How does this relate to data security? Well, losing thousands of people's data does not usually kill anybody but it would be wrong to say that it is unimportant, at the same time, if somebody loses data, are they realistically going to be put in prison or fined a massive amount. The simple reality is that so many people are working with data and probably either losing it or leaving it unsecured on a day to day basis that we cannot rely on training and processes and guidelines alone for our security. We must make the system robust enough so that security cannot be side-stepped or at least not without a very specific choice to do so which could then be punishable by more strict sanctions. It wouldn't take much (and has possibly already been done) to work out all of the places where data security is an issue and then enforce changes. Examples include mandatory locking screen savers at a desk, mandatory encryption on laptop hard-disks and removable drives. Locking of data so that it cannot be arbitrarily moved to pen drives etc (this can be hard but it is doable) and all of these done in a way that cannot be bypassed. You would then need a robust auditing system so that things done 'outside of the box' are recorded.
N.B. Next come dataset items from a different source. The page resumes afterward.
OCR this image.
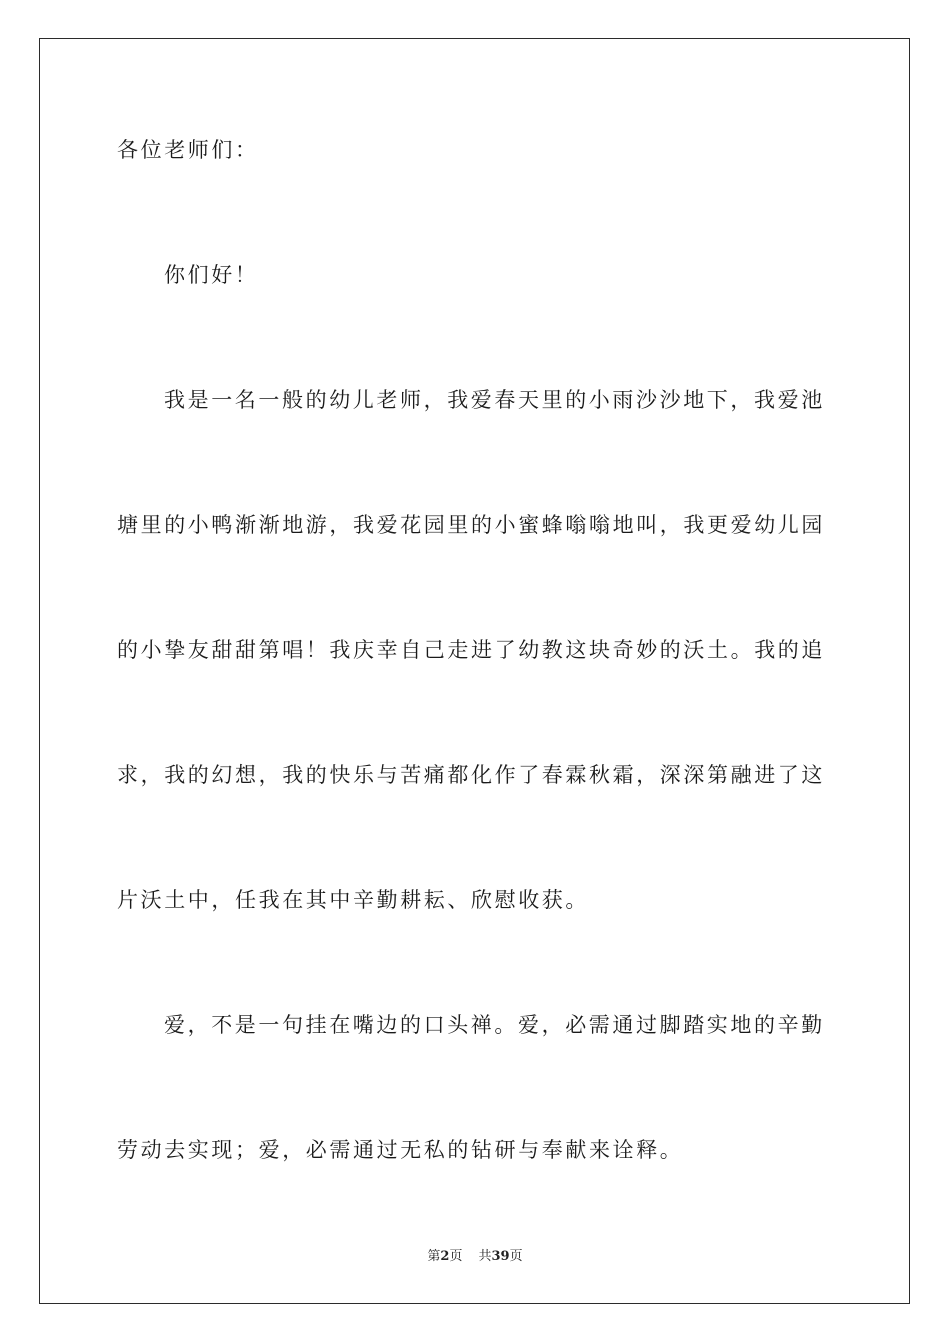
各位老师们：
你们好！
我是一名一般的幼儿老师，我爱春天里的小雨沙沙地下，我爱池
塘里的小鸭渐渐地游，我爱花园里的小蜜蜂嗡嗡地叫，我更爱幼儿园
的小挚友甜甜第唱！我庆幸自己走进了幼教这块奇妙的沃土。我的追
求，我的幻想，我的快乐与苦痛都化作了春霖秋霜，深深第融进了这
片沃土中，任我在其中辛勤耕耘、欣慰收获。
爱，不是一句挂在嘴边的口头禅。爱，必需通过脚踏实地的辛勤
劳动去实现；爱，必需通过无私的钻研与奉献来诠释。
第2页 共39页
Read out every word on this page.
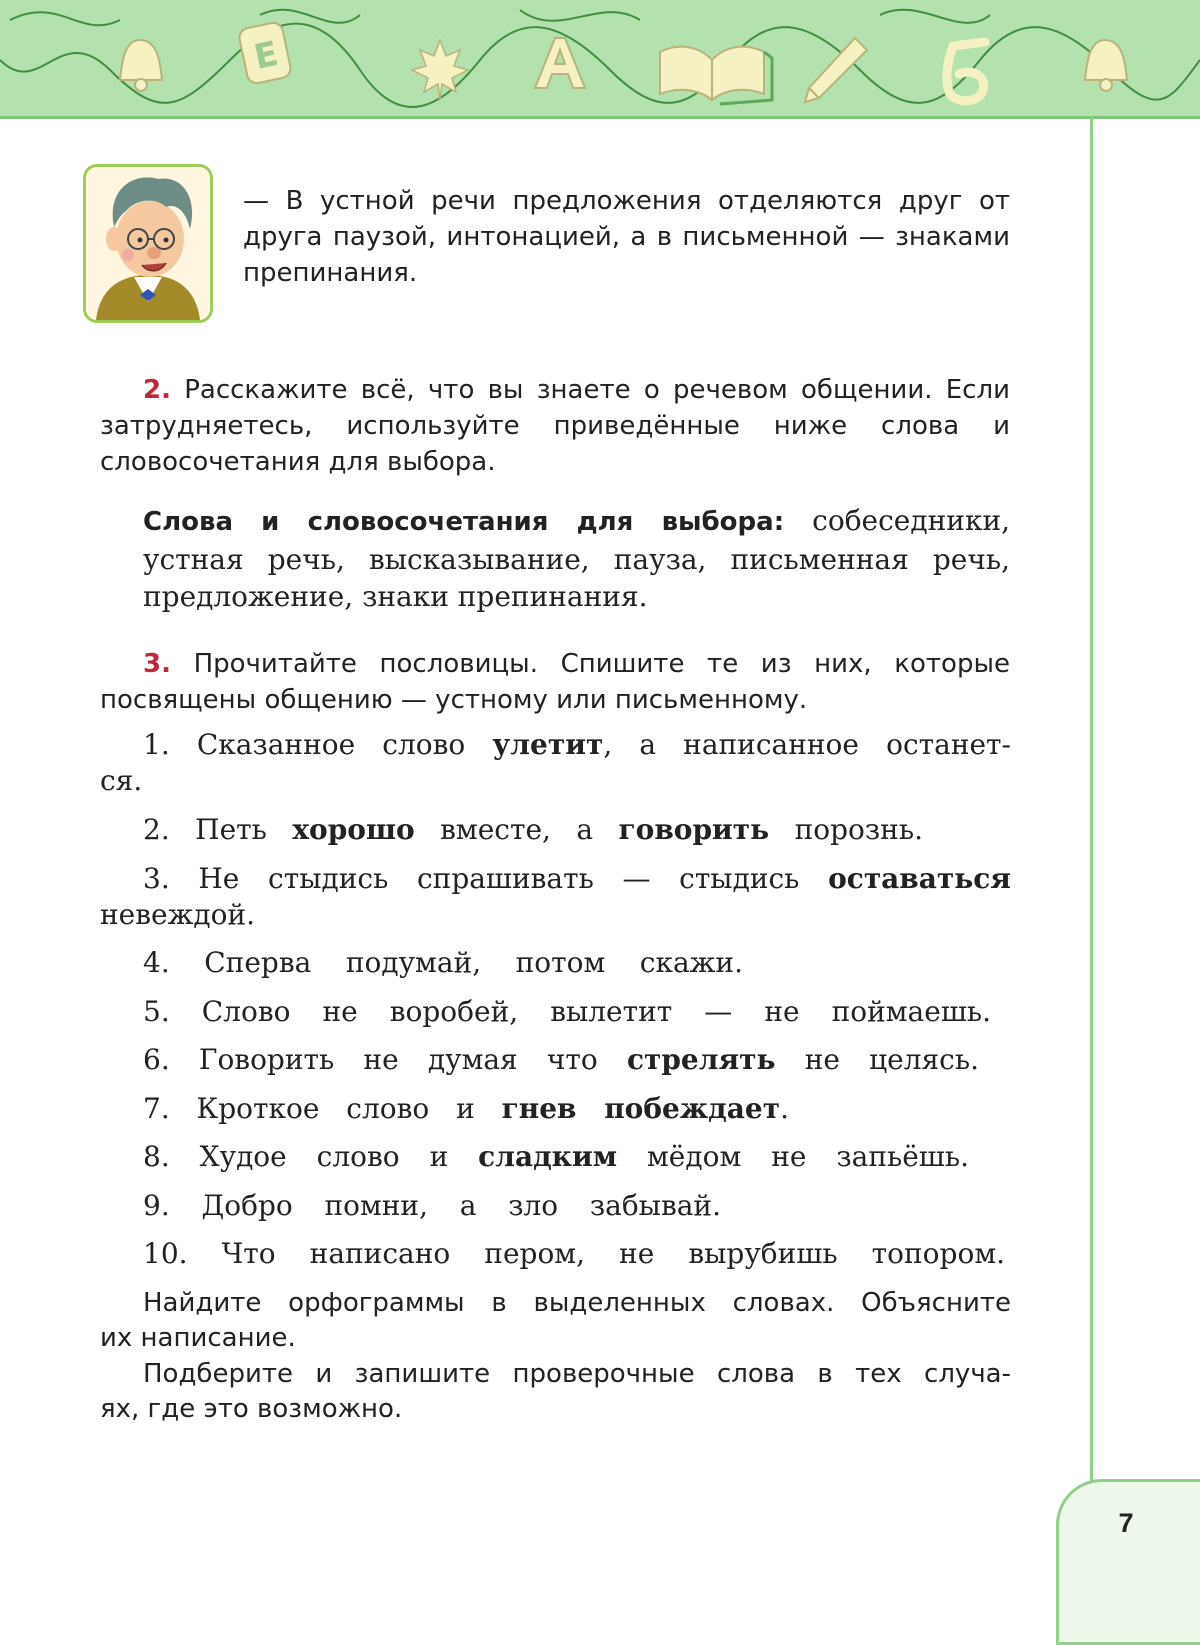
Е

— В устной речи предложения отделяются друг от друга паузой, интонацией, а в письменной — знаками препинания.

2. Расскажите всё, что вы знаете о речевом общении. Если затрудняетесь, используйте приведённые ниже слова и словосочетания для выбора.

Слова и словосочетания для выбора: собеседники, устная речь, высказывание, пауза, письменная речь, предложение, знаки препинания.

3. Прочитайте пословицы. Спишите те из них, которые посвящены общению — устному или письменному.

1. Сказанное слово улетит, а написанное останет-

ся.

2. Петь хорошо вместе, а говорить порознь.

3. Не стыдись спрашивать — стыдись оставаться

невеждой.

4. Сперва подумай, потом скажи.

5. Слово не воробей, вылетит — не поймаешь.

6. Говорить не думая что стрелять не целясь.

7. Кроткое слово и гнев побеждает.

8. Худое слово и сладким мёдом не запьёшь.

9. Добро помни, а зло забывай.

10. Что написано пером, не вырубишь топором.

Найдите орфограммы в выделенных словах. Объясните

их написание.

Подберите и запишите проверочные слова в тех случа-

ях, где это возможно.

7
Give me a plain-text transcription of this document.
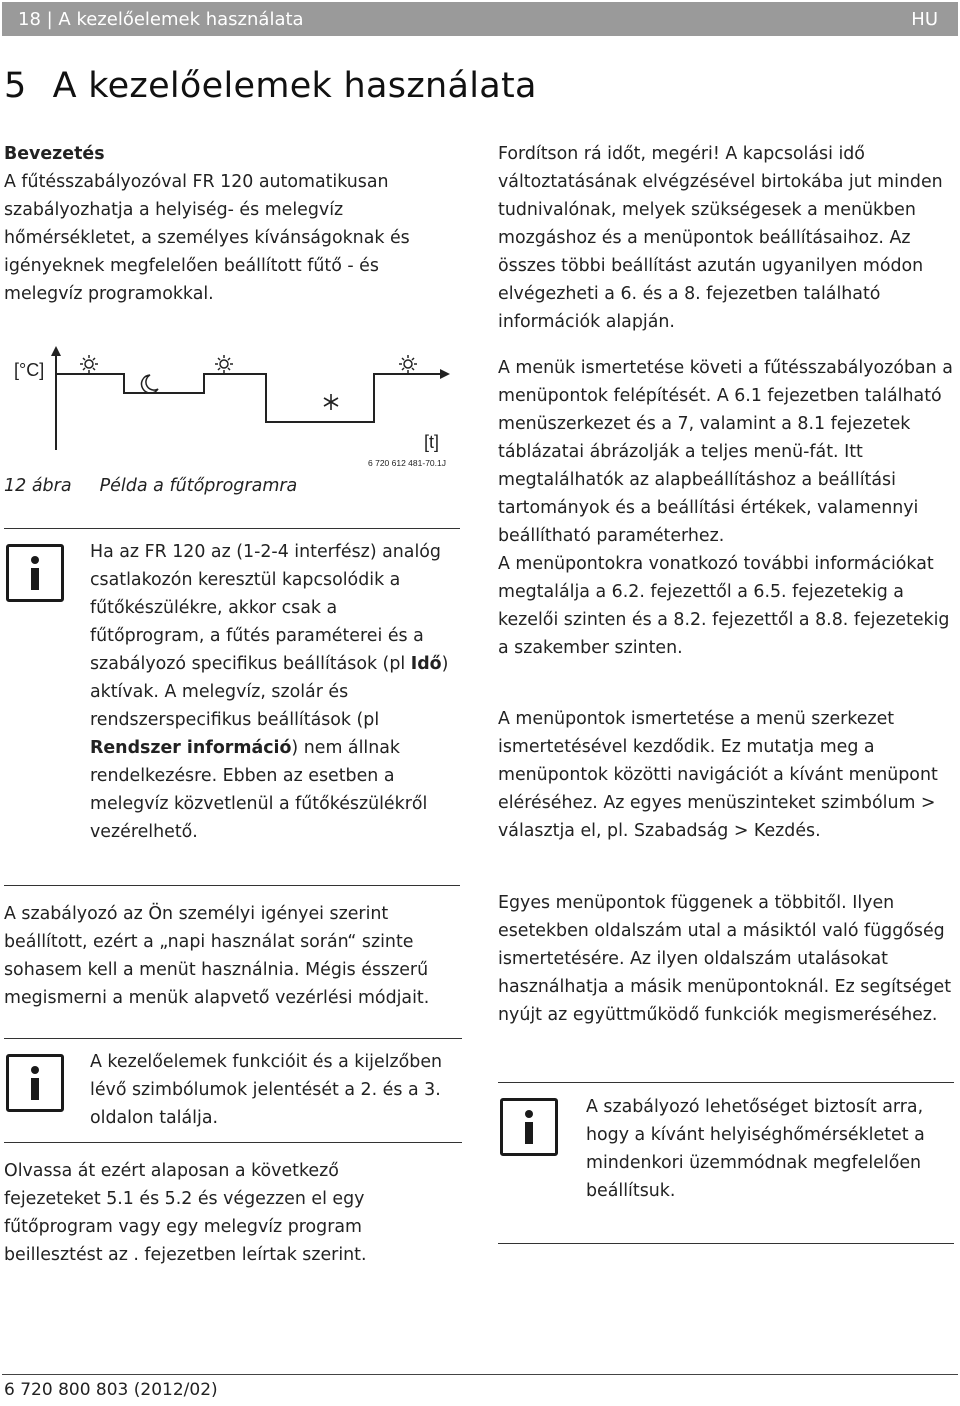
18 | A kezelőelemek használata	HU
5 A kezelőelemek használata

Bevezetés

A fűtésszabályozóval FR 120 automatikusan szabályozhatja a helyiség- és melegvíz hőmérsékletet, a személyes kívánságoknak és igényeknek megfelelően beállított fűtő - és melegvíz programokkal.

[°C]
[t]
6 720 612 481-70.1J
12 ábra Példa a fűtőprogramra
Ha az FR 120 az (1-2-4 interfész) analóg csatlakozón keresztül kapcsolódik a fűtőkészülékre, akkor csak a fűtőprogram, a fűtés paraméterei és a szabályozó specifikus beállítások (pl Idő) aktívak. A melegvíz, szolár és rendszerspecifikus beállítások (pl Rendszer információ) nem állnak rendelkezésre. Ebben az esetben a melegvíz közvetlenül a fűtőkészülékről vezérelhető.

A szabályozó az Ön személyi igényei szerint beállított, ezért a „napi használat során“ szinte sohasem kell a menüt használnia. Mégis ésszerű megismerni a menük alapvető vezérlési módjait.

A kezelőelemek funkcióit és a kijelzőben lévő szimbólumok jelentését a 2. és a 3. oldalon találja.

Olvassa át ezért alaposan a következő fejezeteket 5.1 és 5.2 és végezzen el egy fűtőprogram vagy egy melegvíz program beillesztést az . fejezetben leírtak szerint.

Fordítson rá időt, megéri! A kapcsolási idő változtatásának elvégzésével birtokába jut minden tudnivalónak, melyek szükségesek a menükben mozgáshoz és a menüpontok beállításaihoz. Az összes többi beállítást azután ugyanilyen módon elvégezheti a 6. és a 8. fejezetben található információk alapján.

A menük ismertetése követi a fűtésszabályozóban a menüpontok felépítését. A 6.1 fejezetben található menüszerkezet és a 7, valamint a 8.1 fejezetek táblázatai ábrázolják a teljes menü-fát. Itt megtalálhatók az alapbeállításhoz a beállítási tartományok és a beállítási értékek, valamennyi beállítható paraméterhez.

A menüpontokra vonatkozó további információkat megtalálja a 6.2. fejezettől a 6.5. fejezetekig a kezelői szinten és a 8.2. fejezettől a 8.8. fejezetekig a szakember szinten.

A menüpontok ismertetése a menü szerkezet ismertetésével kezdődik. Ez mutatja meg a menüpontok közötti navigációt a kívánt menüpont eléréséhez. Az egyes menüszinteket szimbólum > választja el, pl. Szabadság > Kezdés.

Egyes menüpontok függenek a többitől. Ilyen esetekben oldalszám utal a másiktól való függőség ismertetésére. Az ilyen oldalszám utalásokat használhatja a másik menüpontoknál. Ez segítséget nyújt az együttműködő funkciók megismeréséhez.

A szabályozó lehetőséget biztosít arra, hogy a kívánt helyiséghőmérsékletet a mindenkori üzemmódnak megfelelően beállítsuk.
6 720 800 803 (2012/02)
The biggest problem with this is really application support. When many people write web sites or databases, particularly for internal use, it is time-consuming and complex to lock data and pages down, to understand the myriad of security levels and protocols to find out what can be circumvented and what cannot. If the tools provided this out of the box (and there are some things along these lines like the owasp esapi) then our job would be much easier. Even on a basic level, the current voices in the media don't seem to realise that a password protected windows hard disk can be read directly from another operating system that does not choose to use the windows security system. If this is really the level we are at then government should bin any more data projects until people learn what they are doing. People might not die but it can be very, very annoying!